Nothing, as in nothing changed. Bryant didn't let up so easily. Neither he nor those around him would let that happen.
"I told him what I told everyone else: Working hard doesn't guarantee success, but it gives you a heck of a lot better chance," Coach Bob Huggins said. "You've got to get in and shoot the ball.
"We all get tired of watching misses. They get tired of watching them as much as we do, but you've got to keep shooting until you get back in the groove. The more you shoot, the better the chances you shoot it well."
Bryant obliged. The game did not. It was cruel and sure seemed to be playing Bryant that way.
Every game, Bryant laced up his Nikes and started for the Mountaineers, thinking that would be the day the slump would come to a merciful end.
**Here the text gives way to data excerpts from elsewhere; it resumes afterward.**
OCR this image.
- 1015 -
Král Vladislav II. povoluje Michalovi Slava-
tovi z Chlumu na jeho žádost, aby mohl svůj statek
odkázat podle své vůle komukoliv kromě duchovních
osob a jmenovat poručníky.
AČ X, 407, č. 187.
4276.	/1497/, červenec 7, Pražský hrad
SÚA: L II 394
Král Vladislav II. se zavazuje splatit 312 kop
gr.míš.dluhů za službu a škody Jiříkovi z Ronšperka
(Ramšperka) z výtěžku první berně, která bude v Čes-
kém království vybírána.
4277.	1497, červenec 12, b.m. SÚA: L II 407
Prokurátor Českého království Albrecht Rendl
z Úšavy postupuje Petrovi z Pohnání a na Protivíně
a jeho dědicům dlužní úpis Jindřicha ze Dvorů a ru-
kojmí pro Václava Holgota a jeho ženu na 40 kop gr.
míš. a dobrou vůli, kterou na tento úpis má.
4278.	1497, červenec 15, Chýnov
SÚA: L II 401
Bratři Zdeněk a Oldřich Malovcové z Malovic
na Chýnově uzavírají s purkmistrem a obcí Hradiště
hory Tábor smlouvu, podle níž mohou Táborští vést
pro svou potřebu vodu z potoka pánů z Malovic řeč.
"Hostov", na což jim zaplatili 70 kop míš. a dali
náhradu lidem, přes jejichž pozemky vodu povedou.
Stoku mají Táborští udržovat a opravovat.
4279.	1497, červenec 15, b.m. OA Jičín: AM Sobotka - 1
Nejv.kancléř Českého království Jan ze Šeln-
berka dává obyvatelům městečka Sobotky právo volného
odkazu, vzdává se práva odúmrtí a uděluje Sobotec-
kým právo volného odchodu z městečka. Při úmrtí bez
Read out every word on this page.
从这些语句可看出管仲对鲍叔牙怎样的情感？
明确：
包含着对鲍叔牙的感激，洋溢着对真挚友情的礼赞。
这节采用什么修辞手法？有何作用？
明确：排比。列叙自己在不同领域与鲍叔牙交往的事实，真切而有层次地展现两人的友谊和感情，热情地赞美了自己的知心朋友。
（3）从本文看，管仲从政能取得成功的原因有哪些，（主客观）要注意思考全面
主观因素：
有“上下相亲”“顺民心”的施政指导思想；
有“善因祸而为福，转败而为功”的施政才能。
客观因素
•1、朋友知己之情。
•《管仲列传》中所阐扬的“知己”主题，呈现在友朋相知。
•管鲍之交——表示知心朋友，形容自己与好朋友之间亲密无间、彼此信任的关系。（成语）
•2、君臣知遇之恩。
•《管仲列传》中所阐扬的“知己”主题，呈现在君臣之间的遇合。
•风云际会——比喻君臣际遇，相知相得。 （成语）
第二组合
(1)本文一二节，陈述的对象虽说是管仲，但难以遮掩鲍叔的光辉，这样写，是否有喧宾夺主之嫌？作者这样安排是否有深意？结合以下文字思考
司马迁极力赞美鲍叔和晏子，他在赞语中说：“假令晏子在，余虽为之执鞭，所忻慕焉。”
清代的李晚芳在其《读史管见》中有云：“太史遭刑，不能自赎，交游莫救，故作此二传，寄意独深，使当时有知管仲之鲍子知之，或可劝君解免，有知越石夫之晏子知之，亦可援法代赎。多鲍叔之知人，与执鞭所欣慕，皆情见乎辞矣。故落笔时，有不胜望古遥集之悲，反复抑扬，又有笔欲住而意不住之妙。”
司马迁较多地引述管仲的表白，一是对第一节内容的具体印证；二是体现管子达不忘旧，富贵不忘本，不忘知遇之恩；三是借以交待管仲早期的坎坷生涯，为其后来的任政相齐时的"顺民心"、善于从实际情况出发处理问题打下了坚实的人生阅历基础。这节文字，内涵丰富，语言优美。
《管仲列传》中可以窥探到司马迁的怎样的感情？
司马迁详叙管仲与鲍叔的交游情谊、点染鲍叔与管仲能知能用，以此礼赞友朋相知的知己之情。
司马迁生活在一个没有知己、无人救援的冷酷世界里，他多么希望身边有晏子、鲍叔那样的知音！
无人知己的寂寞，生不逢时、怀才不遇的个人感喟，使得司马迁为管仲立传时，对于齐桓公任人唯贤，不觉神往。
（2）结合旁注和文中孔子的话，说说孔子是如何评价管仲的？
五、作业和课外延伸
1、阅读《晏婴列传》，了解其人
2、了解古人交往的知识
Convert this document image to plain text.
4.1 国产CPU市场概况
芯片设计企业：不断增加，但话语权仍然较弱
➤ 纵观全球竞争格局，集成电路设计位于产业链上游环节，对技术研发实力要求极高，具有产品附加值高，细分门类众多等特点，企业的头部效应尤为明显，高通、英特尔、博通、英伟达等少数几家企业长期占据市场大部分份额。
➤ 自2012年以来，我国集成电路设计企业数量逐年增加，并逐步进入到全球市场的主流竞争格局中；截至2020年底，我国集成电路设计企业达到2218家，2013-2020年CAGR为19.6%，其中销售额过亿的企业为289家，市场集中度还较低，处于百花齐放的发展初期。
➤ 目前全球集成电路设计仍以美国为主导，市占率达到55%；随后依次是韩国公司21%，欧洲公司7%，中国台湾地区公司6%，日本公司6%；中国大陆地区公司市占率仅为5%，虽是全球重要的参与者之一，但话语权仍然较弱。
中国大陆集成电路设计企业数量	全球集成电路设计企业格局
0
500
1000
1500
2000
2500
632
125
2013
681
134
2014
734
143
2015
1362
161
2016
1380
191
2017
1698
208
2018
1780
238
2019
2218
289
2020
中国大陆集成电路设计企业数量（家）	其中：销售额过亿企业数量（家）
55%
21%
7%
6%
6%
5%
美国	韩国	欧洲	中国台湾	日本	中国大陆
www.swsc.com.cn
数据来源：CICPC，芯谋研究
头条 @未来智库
And on most of the days, the game gave him a reason to think he was absolutely right, that everything he'd believed in wouldn't let him down one more time.
"I always make the first shot," he said. "That's the weird thing."
In those 13 games, he was 7-for-13 on his first shot and 5-for-10 from 3-point range. In the final five games, when the drought became an increasingly bigger deal and the Mountaineers needed him to help them out of their struggles, Bryant made his first shot four times. Three of those were 3-pointers.
He'd catch the ball, line it up and let it go and think the bad vibes were going with it as the ball slipped through the net.
In the shots that followed those first shots in those five games, Bryant was 3-for-29.
In the end, the makes were fake, false positives for a kid who needed something positive, but wasn't sure what to believe.
All of that makes what he did Saturday, the 14th game on the 48th day, even more remarkable. Bryant missed his first shot against No. 8 Notre Dame and then another from 3-point range amid audible groans from the friendly WVU Coliseum fans.
He shuffled into the locker room lugging an 0-for-4 day with him.
If the past were any precedent, if Bryant had been learned nothing during his slide, it was that Saturday would not be his day.
"That didn't help me at all," he said. "When you're missing shots, that's the only thing you're thinking about."
Bryant then made 5 of 7 shots in the second half, including four 3s in six attempts, and scored 20 points as the Mountaineers (17 9, 8-6 Big East) followed his lead to win, 72-58.
"It's been a struggle sometimes and other times I feel good," he said. "It's been up and down, just like everyone else this season."
He'd like to stay up and avoid another down as WVU readies for a rematch at No. 4 Pitt on Thursday night. The results may have changed Saturday. What follows, he said, will not.
"I've got to keep working on it," he said. "That's an everyday thing with me. The one thing I want to do now is get up a lot of shots for repetition, so I can keep this going."